I Want to Dance with my Father, Again
By Deborah Anderson
I sat alone in my car and waited for a break. The rain looked like thousands of winter icicles spiraling downward as it poured from the sky.
I peered at the long sidewalk leading to the church doors. There was no way I was going to make a run for it. I’d spent a lot of time on my hair and used the last of my paycheck to buy the new dress I was wearing. I didn’t want to enter the service looking like a drowned rat. After all, it was Easter.
As I sat there, the repetitious clinking sound of the rain against my car lulled my thoughts to another place and time—to a previous Easter with my father.
“Hey, Dad,” I said.
“Well, how’s my little girl today?” Dad raised himself up in his hospital bed and flashed a grin.
“Happy Easter, Dad.”
I leaned down and kissed my father on the cheek, while handing him his Easter gift. I had purchased it downstairs in the hospital gift shop. It wasn’t much, but it was all I could afford at the time.
“Well, look at what we have here." He held up the little stuffed Easter chick with pride. It was light pink, with feet made out of orange felt to match its beak. Attached to its head, was a gold, braided rope.
“I bought it for you to hang from the rearview mirror in your car.”
“Why thank you, honey.” His bottom lip began to quiver.
I bent down and hugged my father. I wanted to hold him forever, freezing that moment in time.
“Do you really like it, Dad?” His lip began to quiver again. His non-verbal communication had answered my question.
“So, how are you feeling today?” I said.
“I’m feeling pretty good, little girl.”
“When are they going to let you come home?”
“I don’t know. We’ll have to wait and see what the doctor says.”
“I miss you. I want you to come home…now.”
“I know,” he said. “I miss you, too.” He raised his hand and gently patted my cheek.
As I stood there looking at my father, I remembered the fun times we'd shared together. One of my fondest memories was when Dad used to dance with me. One dance session in particular, took place when I was about six.
I was sitting in the living room one morning, when Dad started dancing across the carpet.

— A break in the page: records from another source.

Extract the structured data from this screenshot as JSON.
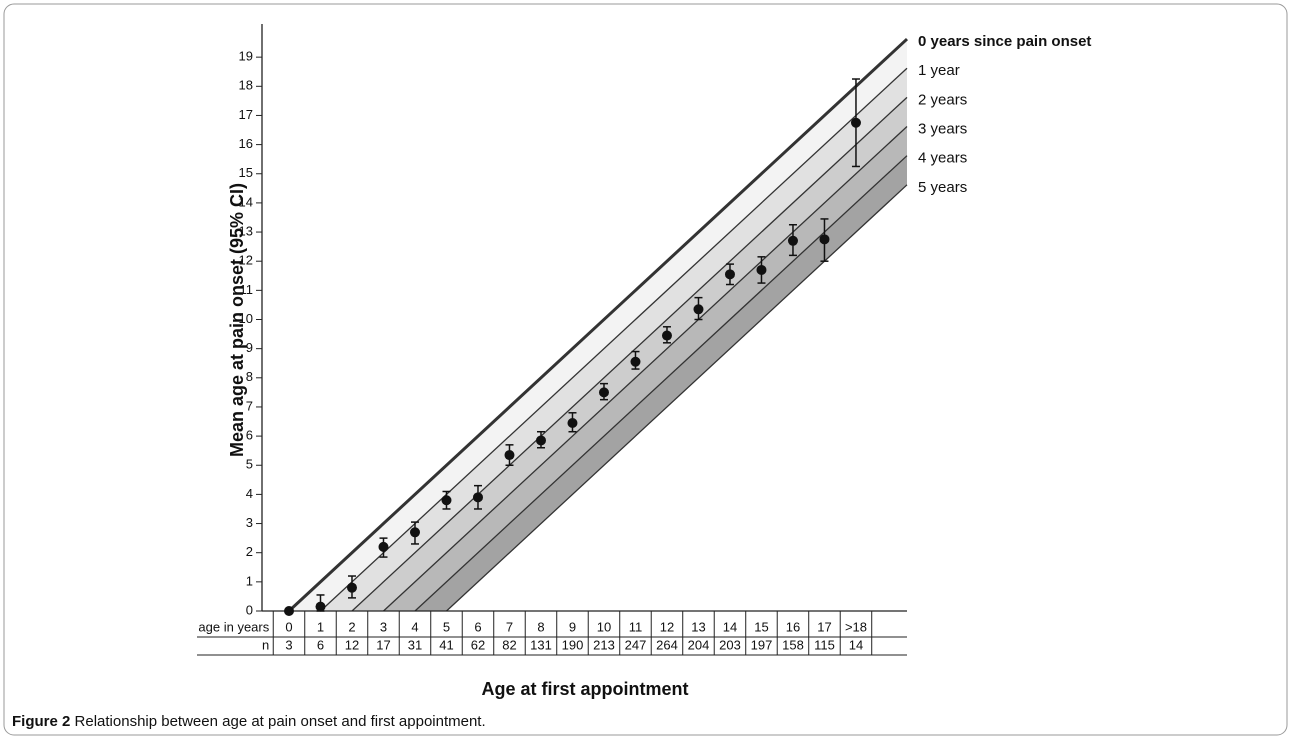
{
  "caption": {
    "label": "Figure 2",
    "text": "Relationship between age at pain onset and first appointment."
  },
  "chart_data": {
    "type": "errorbar",
    "y_label": "Mean age at pain onset (95% CI)",
    "x_label": "Age at first appointment",
    "row_labels": {
      "age": "age in years",
      "n": "n"
    },
    "categories": [
      "0",
      "1",
      "2",
      "3",
      "4",
      "5",
      "6",
      "7",
      "8",
      "9",
      "10",
      "11",
      "12",
      "13",
      "14",
      "15",
      "16",
      "17",
      ">18"
    ],
    "n": [
      3,
      6,
      12,
      17,
      31,
      41,
      62,
      82,
      131,
      190,
      213,
      247,
      264,
      204,
      203,
      197,
      158,
      115,
      14
    ],
    "values": [
      0,
      0.15,
      0.8,
      2.2,
      2.7,
      3.8,
      3.9,
      5.35,
      5.85,
      6.45,
      7.5,
      8.55,
      9.45,
      10.35,
      11.55,
      11.7,
      12.7,
      12.75,
      16.75
    ],
    "ci_lower": [
      null,
      0,
      0.45,
      1.85,
      2.3,
      3.5,
      3.5,
      5.0,
      5.6,
      6.15,
      7.25,
      8.3,
      9.2,
      10.0,
      11.2,
      11.25,
      12.2,
      12.0,
      15.25
    ],
    "ci_upper": [
      null,
      0.55,
      1.2,
      2.5,
      3.05,
      4.1,
      4.3,
      5.7,
      6.15,
      6.8,
      7.8,
      8.9,
      9.75,
      10.75,
      11.9,
      12.15,
      13.25,
      13.45,
      18.25
    ],
    "color": "#111111",
    "reference_lines": [
      {
        "label": "0 years since pain onset",
        "offset": 0
      },
      {
        "label": "1 year",
        "offset": 1
      },
      {
        "label": "2 years",
        "offset": 2
      },
      {
        "label": "3 years",
        "offset": 3
      },
      {
        "label": "4 years",
        "offset": 4
      },
      {
        "label": "5 years",
        "offset": 5
      }
    ],
    "band_colors": [
      "#f3f3f3",
      "#e1e1e1",
      "#cdcdcd",
      "#b8b8b8",
      "#a3a3a3"
    ],
    "xlim": [
      -0.857,
      19.62
    ],
    "ylim": [
      0,
      20
    ],
    "yticks": [
      0,
      1,
      2,
      3,
      4,
      5,
      6,
      7,
      8,
      9,
      10,
      11,
      12,
      13,
      14,
      15,
      16,
      17,
      18,
      19
    ]
  }
}
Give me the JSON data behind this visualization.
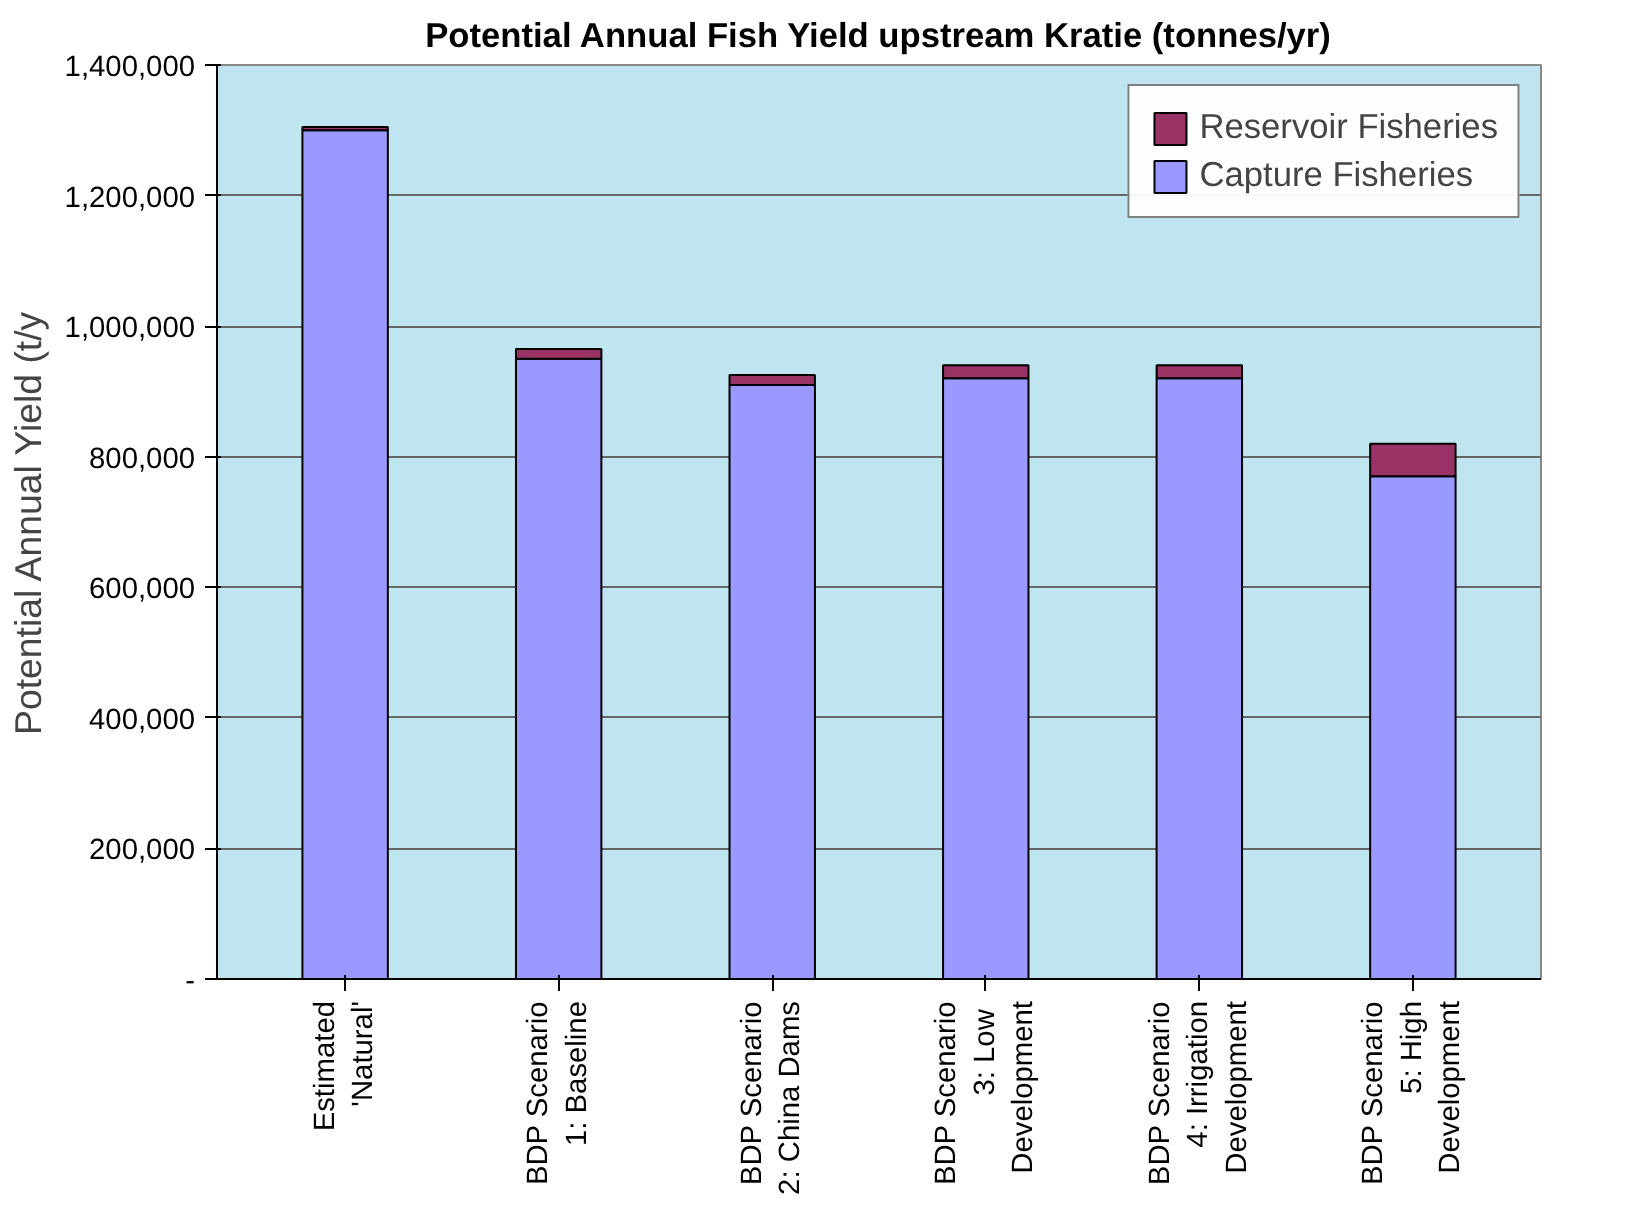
{
  "chart_data": {
    "type": "bar",
    "stacked": true,
    "title": "Potential Annual Fish Yield upstream Kratie (tonnes/yr)",
    "ylabel": "Potential Annual Yield (t/y",
    "categories": [
      "Estimated\n'Natural'",
      "BDP Scenario\n1: Baseline",
      "BDP Scenario\n2: China Dams",
      "BDP Scenario\n3:  Low\nDevelopment",
      "BDP Scenario\n4: Irrigation\nDevelopment",
      "BDP Scenario\n5: High\nDevelopment"
    ],
    "series": [
      {
        "name": "Capture Fisheries",
        "color": "#9999ff",
        "values": [
          1300000,
          950000,
          910000,
          920000,
          920000,
          770000
        ]
      },
      {
        "name": "Reservoir Fisheries",
        "color": "#993366",
        "values": [
          5000,
          15000,
          15000,
          20000,
          20000,
          50000
        ]
      }
    ],
    "ylim": [
      0,
      1400000
    ],
    "yticks": [
      {
        "value": 0,
        "label": "-"
      },
      {
        "value": 200000,
        "label": "200,000"
      },
      {
        "value": 400000,
        "label": "400,000"
      },
      {
        "value": 600000,
        "label": "600,000"
      },
      {
        "value": 800000,
        "label": "800,000"
      },
      {
        "value": 1000000,
        "label": "1,000,000"
      },
      {
        "value": 1200000,
        "label": "1,200,000"
      },
      {
        "value": 1400000,
        "label": "1,400,000"
      }
    ],
    "grid": "y",
    "legend": "top right"
  }
}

You would have never known he had just finished working the midnight shift at the local factory.
“Are you ready, little girl?” he hollered. He shook his finger, his feet, and his rump, dancing his version of the twist, while Chubby Checker played in the background.
I giggled with glee. “I’m ready, Dad.”
I jumped up from my chair and joined him. I attempted to wiggle my bottom the way he was doing.

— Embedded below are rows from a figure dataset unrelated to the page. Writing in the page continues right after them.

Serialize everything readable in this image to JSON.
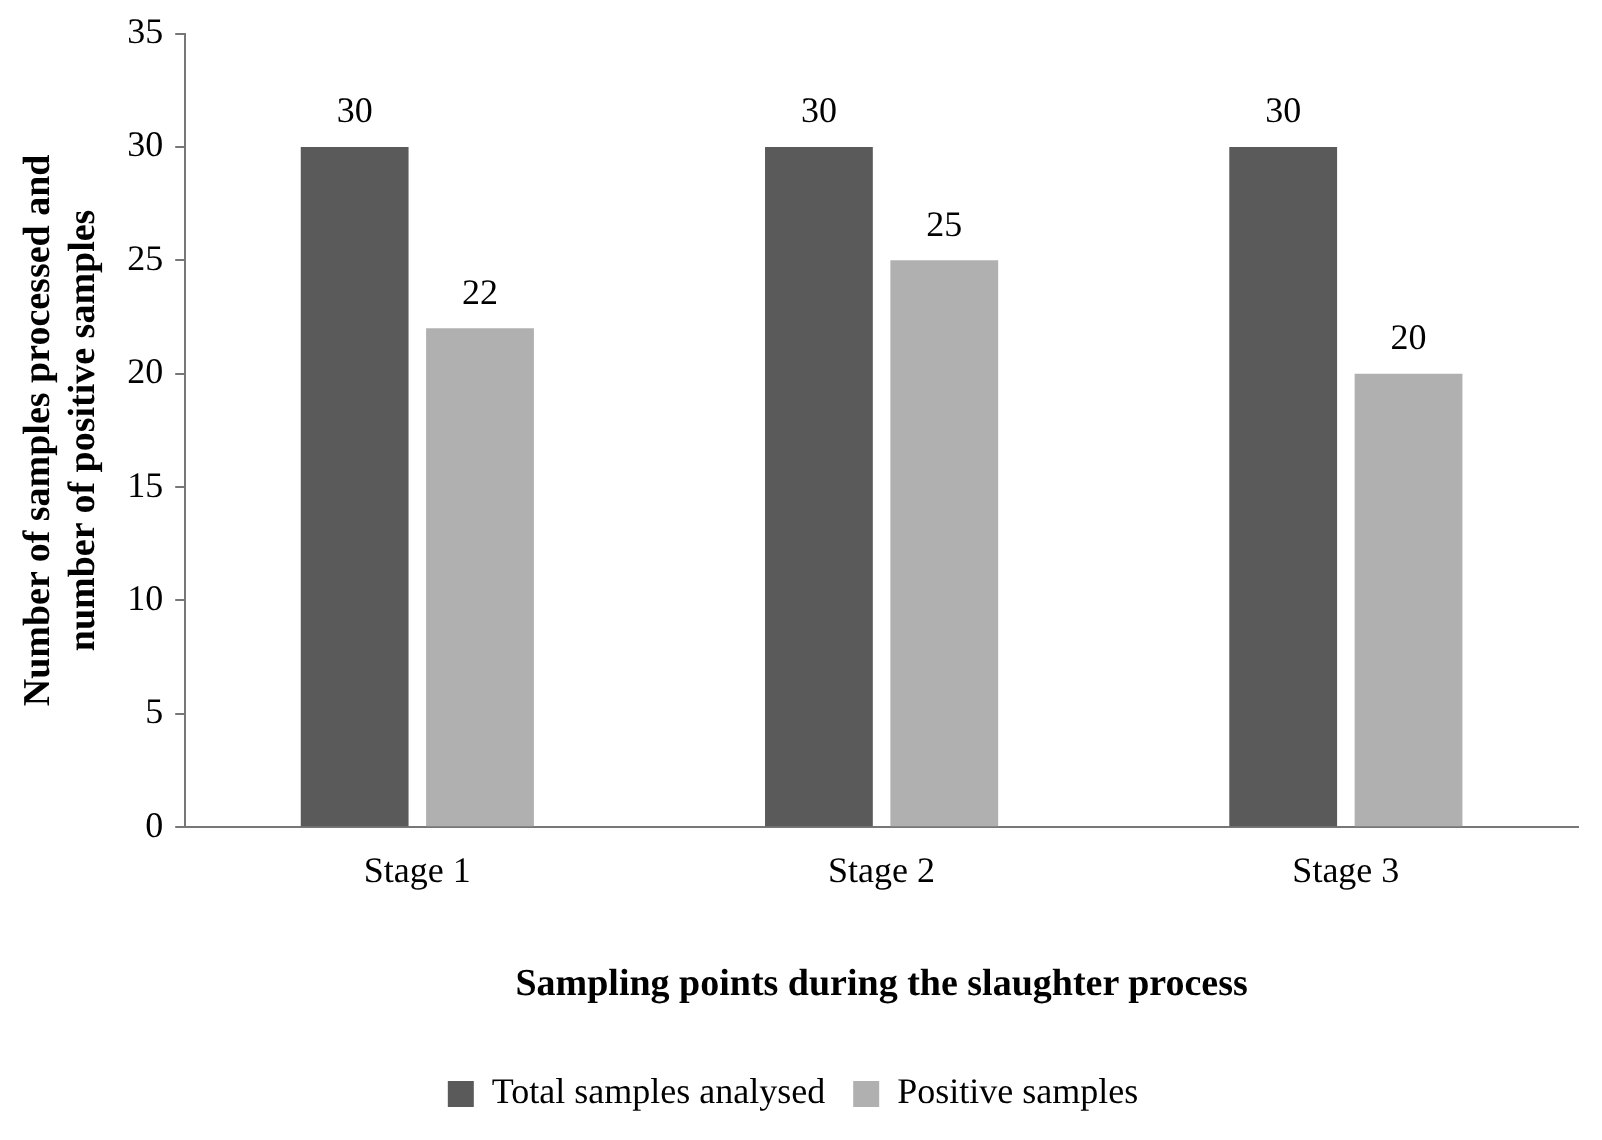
{
  "chart_data": {
    "type": "bar",
    "xlabel": "Sampling points during the slaughter process",
    "ylabel": "Number of samples processed and number of positive samples",
    "categories": [
      "Stage 1",
      "Stage 2",
      "Stage 3"
    ],
    "series": [
      {
        "name": "Total samples analysed",
        "color": "#5a5a5a",
        "values": [
          30,
          30,
          30
        ]
      },
      {
        "name": "Positive samples",
        "color": "#b0b0b0",
        "values": [
          22,
          25,
          20
        ]
      }
    ],
    "ylim": [
      0,
      35
    ],
    "yticks": [
      0,
      5,
      10,
      15,
      20,
      25,
      30,
      35
    ],
    "grid": false,
    "legend": "bottom",
    "data_labels": true
  }
}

“Look, Mother,” he said. “Look at her go, Ev.” Dad cackled as he showed Mom the professional dancer he was creating.
I cherished those times with my father.
Now, just a few years later, he lay in the hospital bed before me, barely moving at all. I wanted to dance with my father, again.

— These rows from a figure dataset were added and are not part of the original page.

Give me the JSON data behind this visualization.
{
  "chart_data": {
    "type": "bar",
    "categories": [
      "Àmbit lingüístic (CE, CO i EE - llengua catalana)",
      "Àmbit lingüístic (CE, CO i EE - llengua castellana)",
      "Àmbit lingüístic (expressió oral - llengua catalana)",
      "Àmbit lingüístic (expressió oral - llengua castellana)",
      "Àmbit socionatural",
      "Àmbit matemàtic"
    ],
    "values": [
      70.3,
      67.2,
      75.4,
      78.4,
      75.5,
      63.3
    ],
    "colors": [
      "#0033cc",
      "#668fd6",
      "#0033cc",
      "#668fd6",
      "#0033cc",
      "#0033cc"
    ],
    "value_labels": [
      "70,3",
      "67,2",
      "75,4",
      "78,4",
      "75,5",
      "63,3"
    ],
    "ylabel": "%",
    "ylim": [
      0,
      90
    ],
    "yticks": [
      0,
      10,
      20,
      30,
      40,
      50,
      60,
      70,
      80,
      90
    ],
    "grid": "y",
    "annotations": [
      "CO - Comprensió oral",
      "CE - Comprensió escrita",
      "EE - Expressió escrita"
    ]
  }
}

I looked back over at Dad. I could see he was tired. Moments later, he laid his head back on his pillow and closed his eyes. Within seconds, he was snoring.
I reached down and picked up the Easter chick, which was still sitting on his lap, and set it on the nightstand by his bed. Tears filled my eyes as I looked back at him.
“I love you, Dad,” I whispered. I put my fingers to my lips, kissed them, and gently transferred my silent affection to Dad, barely touching his forehead.
I didn’t spend Easter that year in a church where Easter lilies adorned the altar, nor did I have a fine dinner spread out before me with all the fancy trimmings. Still, it was an Easter precious to me, because I spent it with my father.
Now, I sat in my car, alone in the rain.
A loud knock on my car window jolted me back to reality. A fellow church member had seen me sitting there.
“Hey, Deb, is everything okay?” she asked.
“I’m fine,” I said. “I’m just waiting for the rain to die down.”
I hadn’t noticed the rain had stopped.
I looked up at my rearview mirror at the pink Easter chick, which now hung in my car. It was hard to believe Dad was gone. I missed him terribly. Tears filled my eyes, and Heaven cried with me, as the rain began to fall again.
My reminiscing over, I hurried out of my car and bolted for the church.
Once I was inside, the service started out with praise and worship. I wasn’t really into doing much of anything, because I thought about my dad and began to feel sorrowful. Shortly after, however, something happened. I felt a tugging on my heart, and I realized something. I knew…I wasn’t alone.
I had a Father in Heaven who was always nearby and watching over me. He was now the One, by His Spirit, tugging at my heart, asking me to dance with Him; just as my dad did all those years ago.
I stood from my seat, as my Heavenly Father beckoned. “Happy Easter, Father,” I said. I took God’s hand and began to sway to the music. It was once again Easter, and I was dancing with my Father.